There’s a new monster in town

by Samanth Mastromonaco March 1, 2011

Forget about the recent vampire and werewolf craze. Concordia English professor Laird Stevens’ The Death Fairy brings to life a new breed of monster whose horror lies not in its physical threat but in the threat it poses on its victim’s mentality. Though she pushes her victim to the brink of suicide through nightmares, the death fairy is not only a girl’s worst enemy; she is also her mother who shares stories of her life through her daughter’s dreams. How about that for a dysfunctional family?

Asia’s mother committed suicide when she was just a little girl. Still, Asia considers her mother to be her best friend because she sees her almost every day in her dreams. When her father passes away years later, Asia is thrown into a depression where nightmares seize her and lead her to attempt suicide. Her only saving grace is her daughter, but Asia soon finds out that she may be a danger to her own child.

The Death Fairy’s plot seems to promise an interesting read and though the details of the story are captivating, the writing style confuses the reader. The majority of the novel is written in dialogue form and it is easy to get lost in the conversations. With such a great amount of dialogue coming from The Death Fairy’s main character, it begs the question why the book was not written from a first person point of view. Instead, Asia’s thoughts are stated aloud to whomever she is conversing with, making the dialogue seem artificial and without substance.

While the book is an easy read and a mere 181 pages, certain aspects of its narrative appear contrived. The fact that Asia visits a psychologist who turns out to have been her mother’s lover before she killed herself is hard for the reader to believe, as it is also too perfect that Asia’s friend from college has almost the exact same dream experiences as her. These situations come across like a forced strain on probability and though The Death Fairy’s main premise is itself improbable, the details surrounding the existence of the death fairy should not also feel forced.

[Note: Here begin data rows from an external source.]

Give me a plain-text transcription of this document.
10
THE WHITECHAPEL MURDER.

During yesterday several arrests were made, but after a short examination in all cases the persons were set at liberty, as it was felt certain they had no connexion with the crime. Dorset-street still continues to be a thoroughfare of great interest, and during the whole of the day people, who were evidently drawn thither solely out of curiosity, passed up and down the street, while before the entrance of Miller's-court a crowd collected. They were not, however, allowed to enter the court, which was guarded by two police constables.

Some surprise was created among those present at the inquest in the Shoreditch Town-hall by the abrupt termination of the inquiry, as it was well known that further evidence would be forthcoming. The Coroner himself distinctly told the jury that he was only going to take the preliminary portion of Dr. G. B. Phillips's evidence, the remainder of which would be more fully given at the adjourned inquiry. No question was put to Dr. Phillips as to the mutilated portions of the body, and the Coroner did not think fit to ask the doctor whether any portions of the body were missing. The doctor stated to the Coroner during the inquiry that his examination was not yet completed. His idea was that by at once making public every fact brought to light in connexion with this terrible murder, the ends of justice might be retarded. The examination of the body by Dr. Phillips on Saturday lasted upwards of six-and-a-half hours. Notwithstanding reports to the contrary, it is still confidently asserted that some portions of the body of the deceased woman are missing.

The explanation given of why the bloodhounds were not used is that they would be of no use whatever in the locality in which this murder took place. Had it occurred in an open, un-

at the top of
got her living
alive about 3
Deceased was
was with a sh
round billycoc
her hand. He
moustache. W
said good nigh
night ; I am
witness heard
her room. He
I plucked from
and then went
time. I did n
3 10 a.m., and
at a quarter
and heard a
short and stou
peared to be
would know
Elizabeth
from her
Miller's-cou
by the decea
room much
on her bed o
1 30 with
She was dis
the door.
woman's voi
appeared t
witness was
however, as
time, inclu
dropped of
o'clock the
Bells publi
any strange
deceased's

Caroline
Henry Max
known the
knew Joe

The Death Fairy is nonetheless a page-turner. Stevens’ elaborate and chilling world of the death fairy piques the reader’s curiosity from the first page until its unraveling in the last few chapters. Stevens keeps the reader at arm’s length, divulging very little, until he finally lets them in on the secret world of the death fairy. For an easy read with a Twilight-esque feel, pick up a copy of The Death Fairy at the Concordia University Bookstore.